Bir diğer husus da aile bütünlüğünü konuştuğumuzda genelde karı-koca ilişkisi üzerinden bir aile tanımıyla başlayan bir tartışma başlıyor. Kadın ve erkek ilişkisi... Hep söylüyorum, oysa biz bir aileye doğarız yani bizim doğumumuzla başlar bir aileyle ilişkimiz, medeni hâlimizle başlamaz.

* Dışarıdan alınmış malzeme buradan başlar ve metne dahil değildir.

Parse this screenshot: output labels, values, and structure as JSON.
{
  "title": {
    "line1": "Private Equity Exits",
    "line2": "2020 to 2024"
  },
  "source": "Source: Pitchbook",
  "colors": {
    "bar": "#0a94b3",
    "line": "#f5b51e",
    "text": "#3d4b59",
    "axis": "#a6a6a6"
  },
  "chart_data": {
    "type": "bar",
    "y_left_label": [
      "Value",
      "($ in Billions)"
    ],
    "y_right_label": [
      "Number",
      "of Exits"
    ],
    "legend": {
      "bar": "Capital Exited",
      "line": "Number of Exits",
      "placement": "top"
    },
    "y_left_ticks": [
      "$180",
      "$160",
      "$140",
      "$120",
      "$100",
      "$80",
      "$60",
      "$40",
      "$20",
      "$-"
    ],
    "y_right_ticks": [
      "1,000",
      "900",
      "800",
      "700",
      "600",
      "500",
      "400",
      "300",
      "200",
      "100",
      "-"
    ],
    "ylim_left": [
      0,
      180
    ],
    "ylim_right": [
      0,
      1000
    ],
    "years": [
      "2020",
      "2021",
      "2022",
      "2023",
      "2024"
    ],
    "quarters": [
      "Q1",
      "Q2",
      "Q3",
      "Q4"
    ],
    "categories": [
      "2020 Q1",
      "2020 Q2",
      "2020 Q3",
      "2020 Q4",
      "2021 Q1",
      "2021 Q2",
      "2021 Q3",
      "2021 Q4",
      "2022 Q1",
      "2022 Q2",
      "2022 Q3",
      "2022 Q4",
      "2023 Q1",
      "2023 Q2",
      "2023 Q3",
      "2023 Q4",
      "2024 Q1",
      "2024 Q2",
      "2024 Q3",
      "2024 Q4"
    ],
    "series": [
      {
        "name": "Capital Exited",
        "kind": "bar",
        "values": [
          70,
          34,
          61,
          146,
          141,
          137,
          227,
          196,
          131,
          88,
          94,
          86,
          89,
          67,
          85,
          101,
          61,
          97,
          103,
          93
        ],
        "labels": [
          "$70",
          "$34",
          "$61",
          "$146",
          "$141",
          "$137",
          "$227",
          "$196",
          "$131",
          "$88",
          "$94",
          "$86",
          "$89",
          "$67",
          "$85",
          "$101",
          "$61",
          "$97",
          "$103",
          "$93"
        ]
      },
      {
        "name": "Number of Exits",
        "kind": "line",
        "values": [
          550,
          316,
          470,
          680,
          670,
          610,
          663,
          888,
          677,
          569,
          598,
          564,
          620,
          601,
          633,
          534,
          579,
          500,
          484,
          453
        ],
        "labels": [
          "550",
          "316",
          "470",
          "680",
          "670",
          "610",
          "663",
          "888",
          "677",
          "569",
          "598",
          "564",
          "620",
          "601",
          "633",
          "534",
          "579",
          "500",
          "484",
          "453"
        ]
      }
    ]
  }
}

O anlamda bugün çok kıymetli misafirlerimiz var. Sayın Gökhan Malkoç; Türk Psikologlar Derneği Başkanı, sivil toplum temsilcisi bir hocamız bugün aramızda. Sayın Profesör Doktor Kadriye Bakırcı, Hacettepe Üniversitesi Hukuk Fakültesi -özel hukukta- İş ve Sosyal Güvenlik Hukuku Öğretim Üyesi. Kadriye Hanım'la da bu alanda uzun zamandır birlikte çalıştığımız için, onun için kendisine de "Hoş geldiniz." diyorum tekrar. Ayla Kerimoğlu, Hazar Eğitim, Kültür ve Dayanışma Derneği Başkanı. Hazar Derneği de yirmi küsur yıllık bir dernek ve özellikle son dönemde kadın şiddet ve sığınma evleri üzerinde bir araştırmaları var, onu paylaşacaklar bizimle. Hülya Gülbahar bugün Eşitlik İzleme Kadın Grubu adına aramızda. Daha önce farklı temsillerle de çok bir arada olduğumuz, birlikte çalıştığımız, bu alanda, kadın çalışmalarında ciddi emeği olan bir sivil toplum temsilcisi. Birazdan aramızda Funda Özcan Akyol ve Firdevs Tavukçu da olacaklar, geldiklerinde kendileriyle tanışma fırsatımız olacak.

Sayın Hocam, Gökhan Bey, ilk sözü size veriyorum.

Şöyle bir şey yapalım usul açısından. Sunumlar bittikten sonra sorularımızı soralım, sunumun bütünlüğünü bozmamak adına.